Although the Huffman encoding method has some limitations, such as the need to input symbol streams twice before scanning, storage or transmission of Huffman encoding results must occur on the Huffman tree. This method has a high compression rate, simplicity, and practicability, and the text data has unique correspondence when encoding and decoding. Therefore, the Huffman encoding method is very suitable for vehicle information data with higher identification requirements. In order to solve the practical problems of traditional Huffman coding, such as large buffer and high complexity, this paper improves the Huffman tree structure by using a maximum entropy neural network [21, 22]. The main steps are as follows:

(1) Initialize the established binary Huffman tree, arbitrarily select a root node, and set the weight of the root node to 0.

(2) For new characters that do not encode, the two nodes in the newly generated node join the weight of the parent node, and the other node, which has a weight of 0, defines a new weight of 0.

(3) Find the location of the encoding character by searching for the new character that has been encoding, and the nodes with the same coding weights are compared.

(4) Cut out unimportant connections.

(5) Quantify the neural network, and strengthen and adjust the weight of each node.

(6) In accordance with the principle of larger number of nodes with larger weights and larger number of corresponding codes, exchange the nodes conforming to the principle.

(7) Repeat steps (2) to (6) until all the characters are encoded.
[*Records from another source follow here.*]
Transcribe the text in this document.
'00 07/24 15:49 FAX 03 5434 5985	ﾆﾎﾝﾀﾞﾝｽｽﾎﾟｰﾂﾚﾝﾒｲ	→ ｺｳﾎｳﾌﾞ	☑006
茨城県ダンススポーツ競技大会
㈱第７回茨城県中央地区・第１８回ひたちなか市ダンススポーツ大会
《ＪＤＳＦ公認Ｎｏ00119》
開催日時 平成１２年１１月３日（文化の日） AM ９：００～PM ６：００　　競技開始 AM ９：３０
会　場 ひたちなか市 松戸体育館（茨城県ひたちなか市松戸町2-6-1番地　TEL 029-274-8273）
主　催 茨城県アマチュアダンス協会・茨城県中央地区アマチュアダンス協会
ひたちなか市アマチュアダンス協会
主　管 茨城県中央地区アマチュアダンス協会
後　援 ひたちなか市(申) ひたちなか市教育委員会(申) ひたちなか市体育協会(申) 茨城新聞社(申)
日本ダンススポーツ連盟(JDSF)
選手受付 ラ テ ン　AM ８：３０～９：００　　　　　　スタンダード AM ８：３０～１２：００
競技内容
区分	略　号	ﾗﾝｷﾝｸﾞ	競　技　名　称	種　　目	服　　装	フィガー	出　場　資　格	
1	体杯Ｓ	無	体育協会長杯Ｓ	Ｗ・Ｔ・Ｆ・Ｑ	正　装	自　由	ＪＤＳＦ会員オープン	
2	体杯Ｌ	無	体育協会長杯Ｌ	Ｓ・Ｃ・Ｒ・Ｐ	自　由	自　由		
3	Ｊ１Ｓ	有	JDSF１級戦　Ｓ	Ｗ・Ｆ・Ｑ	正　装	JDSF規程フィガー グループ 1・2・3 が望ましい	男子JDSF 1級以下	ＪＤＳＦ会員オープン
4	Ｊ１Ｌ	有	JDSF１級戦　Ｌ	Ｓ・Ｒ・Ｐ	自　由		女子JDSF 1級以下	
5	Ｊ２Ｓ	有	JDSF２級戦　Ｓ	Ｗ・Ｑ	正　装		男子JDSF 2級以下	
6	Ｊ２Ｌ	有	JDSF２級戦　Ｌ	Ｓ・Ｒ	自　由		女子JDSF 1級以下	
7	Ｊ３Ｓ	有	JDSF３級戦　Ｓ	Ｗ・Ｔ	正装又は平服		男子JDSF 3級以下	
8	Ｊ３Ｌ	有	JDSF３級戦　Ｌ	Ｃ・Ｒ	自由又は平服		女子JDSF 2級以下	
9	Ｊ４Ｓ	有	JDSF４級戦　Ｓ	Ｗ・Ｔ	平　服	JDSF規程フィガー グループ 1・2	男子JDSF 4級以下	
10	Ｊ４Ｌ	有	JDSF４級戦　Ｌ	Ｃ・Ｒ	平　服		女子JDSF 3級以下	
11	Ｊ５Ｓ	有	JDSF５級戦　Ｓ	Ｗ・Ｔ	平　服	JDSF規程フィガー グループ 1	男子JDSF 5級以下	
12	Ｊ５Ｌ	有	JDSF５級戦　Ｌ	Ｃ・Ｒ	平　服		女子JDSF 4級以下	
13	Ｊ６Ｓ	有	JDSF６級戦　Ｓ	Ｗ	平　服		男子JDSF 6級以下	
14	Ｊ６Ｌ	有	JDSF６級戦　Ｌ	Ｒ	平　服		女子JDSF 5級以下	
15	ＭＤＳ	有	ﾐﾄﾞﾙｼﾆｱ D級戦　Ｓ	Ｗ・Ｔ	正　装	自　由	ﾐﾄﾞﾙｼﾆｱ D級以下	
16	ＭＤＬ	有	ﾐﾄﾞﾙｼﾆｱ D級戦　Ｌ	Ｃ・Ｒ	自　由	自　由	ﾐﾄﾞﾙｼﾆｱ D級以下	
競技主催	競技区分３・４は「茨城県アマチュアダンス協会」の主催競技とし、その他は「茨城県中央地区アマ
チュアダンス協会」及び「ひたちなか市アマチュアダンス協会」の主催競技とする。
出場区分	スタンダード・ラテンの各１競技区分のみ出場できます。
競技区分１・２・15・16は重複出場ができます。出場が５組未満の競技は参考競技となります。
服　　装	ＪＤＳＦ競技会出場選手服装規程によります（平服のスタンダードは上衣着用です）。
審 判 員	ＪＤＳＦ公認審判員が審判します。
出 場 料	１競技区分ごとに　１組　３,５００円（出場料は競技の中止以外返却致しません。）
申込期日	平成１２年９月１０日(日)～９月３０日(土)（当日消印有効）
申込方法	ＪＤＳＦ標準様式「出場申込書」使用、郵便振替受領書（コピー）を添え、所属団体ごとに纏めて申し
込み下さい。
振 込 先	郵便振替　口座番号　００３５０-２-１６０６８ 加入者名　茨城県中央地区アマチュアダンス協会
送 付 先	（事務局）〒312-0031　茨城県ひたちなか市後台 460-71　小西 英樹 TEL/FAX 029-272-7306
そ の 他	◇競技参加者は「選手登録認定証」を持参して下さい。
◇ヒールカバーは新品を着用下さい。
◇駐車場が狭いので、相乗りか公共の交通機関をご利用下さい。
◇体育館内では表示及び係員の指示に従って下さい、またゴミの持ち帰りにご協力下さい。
The improved Huffman coding method sets the weight of its root node to 0, which reduces the number of times that the symbol stream needs to be scanned to one. After optimizing and adjusting the weights of the neural network, only one character with a probability of 1 is scanned in the calculation. Only node numbers are exchanged between the binary trees, which not only reduces the large amount of cache occupancy, but also reduces the complexity of the algorithm. The method’s shortcomings are mainly reflected in the loss of coding error protection and relatively high data requirements.
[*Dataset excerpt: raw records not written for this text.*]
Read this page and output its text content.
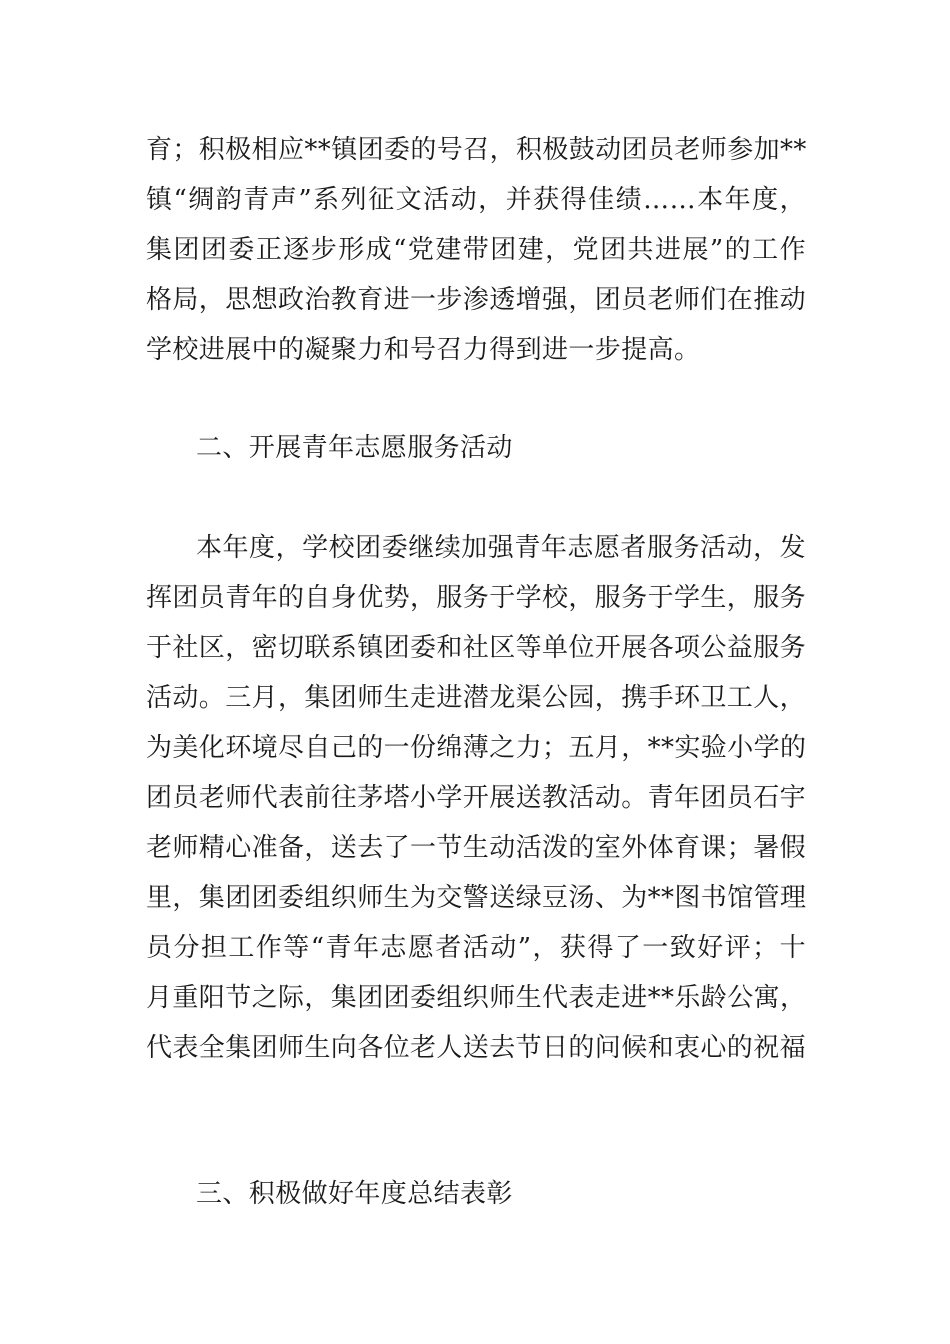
育；积极相应**镇团委的号召，积极鼓动团员老师参加**
镇“绸韵青声”系列征文活动，并获得佳绩……本年度，
集团团委正逐步形成“党建带团建，党团共进展”的工作
格局，思想政治教育进一步渗透增强，团员老师们在推动
学校进展中的凝聚力和号召力得到进一步提高。
二、开展青年志愿服务活动
本年度，学校团委继续加强青年志愿者服务活动，发
挥团员青年的自身优势，服务于学校，服务于学生，服务
于社区，密切联系镇团委和社区等单位开展各项公益服务
活动。三月，集团师生走进潜龙渠公园，携手环卫工人，
为美化环境尽自己的一份绵薄之力；五月，**实验小学的
团员老师代表前往茅塔小学开展送教活动。青年团员石宇
老师精心准备，送去了一节生动活泼的室外体育课；暑假
里，集团团委组织师生为交警送绿豆汤、为**图书馆管理
员分担工作等“青年志愿者活动”，获得了一致好评；十
月重阳节之际，集团团委组织师生代表走进**乐龄公寓，
代表全集团师生向各位老人送去节日的问候和衷心的祝福
三、积极做好年度总结表彰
#### 3. Experiment and Results

According to the requirement of real-time transmission of text data in actual operation, this paper uses a 3G/4G wireless network as the data transmission channel to complete a data transmission test. In the 3G/4G wireless network, a carrier frequency is used for data communication and can only be used by a user alone. In the vehicle text data acquisition environment, due to influence by the communication environment and the number of users, the actual wireless data transmission rate and theoretical wireless transmission rate often differ greatly. In addition, the success of the transmission priority strategy for text data transmission is further verified by a terminal-to-terminal test in the real environment.
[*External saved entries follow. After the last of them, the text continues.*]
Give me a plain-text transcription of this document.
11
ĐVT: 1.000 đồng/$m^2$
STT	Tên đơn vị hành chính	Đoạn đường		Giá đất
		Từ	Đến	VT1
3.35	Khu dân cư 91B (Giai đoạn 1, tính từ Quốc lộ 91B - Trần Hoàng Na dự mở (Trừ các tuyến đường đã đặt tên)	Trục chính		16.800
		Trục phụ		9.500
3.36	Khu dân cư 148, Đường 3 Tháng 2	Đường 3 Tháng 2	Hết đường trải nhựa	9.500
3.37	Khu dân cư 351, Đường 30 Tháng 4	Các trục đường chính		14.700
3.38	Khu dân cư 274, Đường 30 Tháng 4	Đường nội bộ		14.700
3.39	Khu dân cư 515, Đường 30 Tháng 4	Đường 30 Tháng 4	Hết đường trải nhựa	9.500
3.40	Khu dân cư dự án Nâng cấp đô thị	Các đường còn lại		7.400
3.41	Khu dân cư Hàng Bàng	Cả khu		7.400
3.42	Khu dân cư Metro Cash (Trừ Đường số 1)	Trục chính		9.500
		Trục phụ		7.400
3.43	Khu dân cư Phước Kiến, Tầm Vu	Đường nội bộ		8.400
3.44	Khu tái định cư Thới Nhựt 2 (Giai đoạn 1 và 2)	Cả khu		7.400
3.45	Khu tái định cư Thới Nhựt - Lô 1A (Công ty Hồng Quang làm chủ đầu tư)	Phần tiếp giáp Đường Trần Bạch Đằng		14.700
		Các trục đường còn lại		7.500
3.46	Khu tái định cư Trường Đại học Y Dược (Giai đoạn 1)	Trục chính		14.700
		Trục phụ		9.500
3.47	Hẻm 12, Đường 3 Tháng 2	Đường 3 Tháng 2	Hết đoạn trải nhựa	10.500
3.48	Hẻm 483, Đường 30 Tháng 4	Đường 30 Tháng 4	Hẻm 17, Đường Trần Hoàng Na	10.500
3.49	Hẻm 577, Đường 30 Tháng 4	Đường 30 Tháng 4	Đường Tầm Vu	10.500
##### 3.1. Data Transmission Test

An urban-rural fringe area is selected as the location for the data transmission test. This communication environment complicates with the requirements of the test environment. We conduct two tests: a network delay test and a TCP transmission rate test. The test environment uses a Unicom 3G/4G wireless network, and we realize data uploading to the server through the vehicle terminal. In 3G/4G networks, the delay is usually measured by round trip time. Low latency in practical application is extremely important. A lower latency for data transmission improves the uplink capacity and data throughput and increases the coverage of high bit rate transmission. Typically, data transfer tests use the PING method, which obtains the response time of the connected server by sending the uploaded data packet and receiving the upload packet response time. PING request packet in the send data upload will first send sequence number order and a response message also marked the corresponding sequence and then through the observation of the PING response message packet to detect the link, such as packet loss, packet duplication, and wrong sequence data transmission delay estimation.

We upload the village environment over several tests (beginning at 10 a.m.). For each test we send an ICMP packet for a total of 240. The 3G/4G wireless bandwidth rate is 120–720 kbps (the urban 3G/4G wireless bandwidth rate is about 960–2400 kbps). The TCP transmission rate is similar to the 3G/4G bandwidth rate (Table 1).